In studying the subjects thus indicated it will be necessary first to notice shortly the history of the earth before the human period, and its condition at the time of man's introduction. We may then inquire as to the earliest known remains of man preserved in the crust of the earth, and trace his progress through the earlier part of the anthropic or human period, in so far as it is revealed to us by the relics of man and his works preserved in the earth. We shall then be in a position to inquire as to the form in which the same chain of events is presented to us by history and tradition, and to discover the leading points in which the two records agree or appear to differ.
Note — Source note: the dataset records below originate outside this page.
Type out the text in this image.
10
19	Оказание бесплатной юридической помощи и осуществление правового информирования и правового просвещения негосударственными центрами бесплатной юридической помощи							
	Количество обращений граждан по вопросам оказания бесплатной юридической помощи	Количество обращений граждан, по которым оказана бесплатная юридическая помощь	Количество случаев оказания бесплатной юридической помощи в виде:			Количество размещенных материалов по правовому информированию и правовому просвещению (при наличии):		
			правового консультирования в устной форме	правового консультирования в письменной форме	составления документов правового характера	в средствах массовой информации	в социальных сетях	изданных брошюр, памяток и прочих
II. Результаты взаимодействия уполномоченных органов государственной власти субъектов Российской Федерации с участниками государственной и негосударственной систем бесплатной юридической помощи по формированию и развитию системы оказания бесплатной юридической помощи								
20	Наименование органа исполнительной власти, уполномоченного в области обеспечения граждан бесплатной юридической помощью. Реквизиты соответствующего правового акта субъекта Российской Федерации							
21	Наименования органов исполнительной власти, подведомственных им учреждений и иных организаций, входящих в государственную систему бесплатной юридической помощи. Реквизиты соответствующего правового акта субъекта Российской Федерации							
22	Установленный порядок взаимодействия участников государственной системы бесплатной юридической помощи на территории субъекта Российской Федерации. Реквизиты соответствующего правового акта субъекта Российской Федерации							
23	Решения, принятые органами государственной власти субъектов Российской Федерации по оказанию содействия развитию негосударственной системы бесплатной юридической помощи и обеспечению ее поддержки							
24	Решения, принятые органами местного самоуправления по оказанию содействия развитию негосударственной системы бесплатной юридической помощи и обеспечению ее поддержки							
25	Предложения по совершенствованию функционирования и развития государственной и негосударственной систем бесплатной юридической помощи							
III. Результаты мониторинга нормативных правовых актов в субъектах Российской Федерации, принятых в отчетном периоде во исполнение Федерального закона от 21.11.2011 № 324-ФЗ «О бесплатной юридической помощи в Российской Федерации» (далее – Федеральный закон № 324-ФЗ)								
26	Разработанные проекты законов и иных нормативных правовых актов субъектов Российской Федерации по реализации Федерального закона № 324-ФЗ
It may be necessary here to define a few terms. The two latest of the great geological periods may be termed respectively the _pleistocene_ and the modern, or _anthropic_, the latter being the human period or age of man. The pleistocene includes what has been called the glacial age, a period of exceptional cold and of much subsidence and elevation of the land, in the northern hemisphere at least. The modern, or anthropic, is for our present purpose divisible into two sections--the early modern, or _palanthropic_, sometimes called quaternary, or post-glacial, and which may coincide with the antediluvian period of human history; and the _neanthropic_, extending onward to the present time.[2]

[2] The terms 'Palaeolithic' and 'Neolithic' have been used for the men of the Palanthropic and Neanthropic ages; but these are objectionable, as implying that these ages can be best distinguished by the use of certain stone implements, which is not the fact. I have preferred, therefore, to call the earlier races of men _palaeocosmic_, and the later _neocosmic_, where it may be necessary to refer to them _as races_; while the _periods_ to which they belong are respectively the _Palanthropic_ and _Neanthropic_. By the use of these terms all ambiguity will be avoided.

CHAPTER II

THE WORLD BEFORE MAN

Man is of recent introduction on the earth. For millions of years the slow process of world-making had been going on, with reference to physical structure and to the lower grades of living creatures. Only within a few thousand years does our globe seem to have been fitted for its highest tenant. The evidence of this is to be found in any text-book of geology. I propose here merely to present the history of the earth in a series of word-pictures, introductory to our special subject.

Our first picture may be that of a nebula, vast and vaporous, containing the mixed and unconsolidated materials of the sun and planets--a void and desolate ma.s.s, slowly aggregating itself under the influence of gravitation.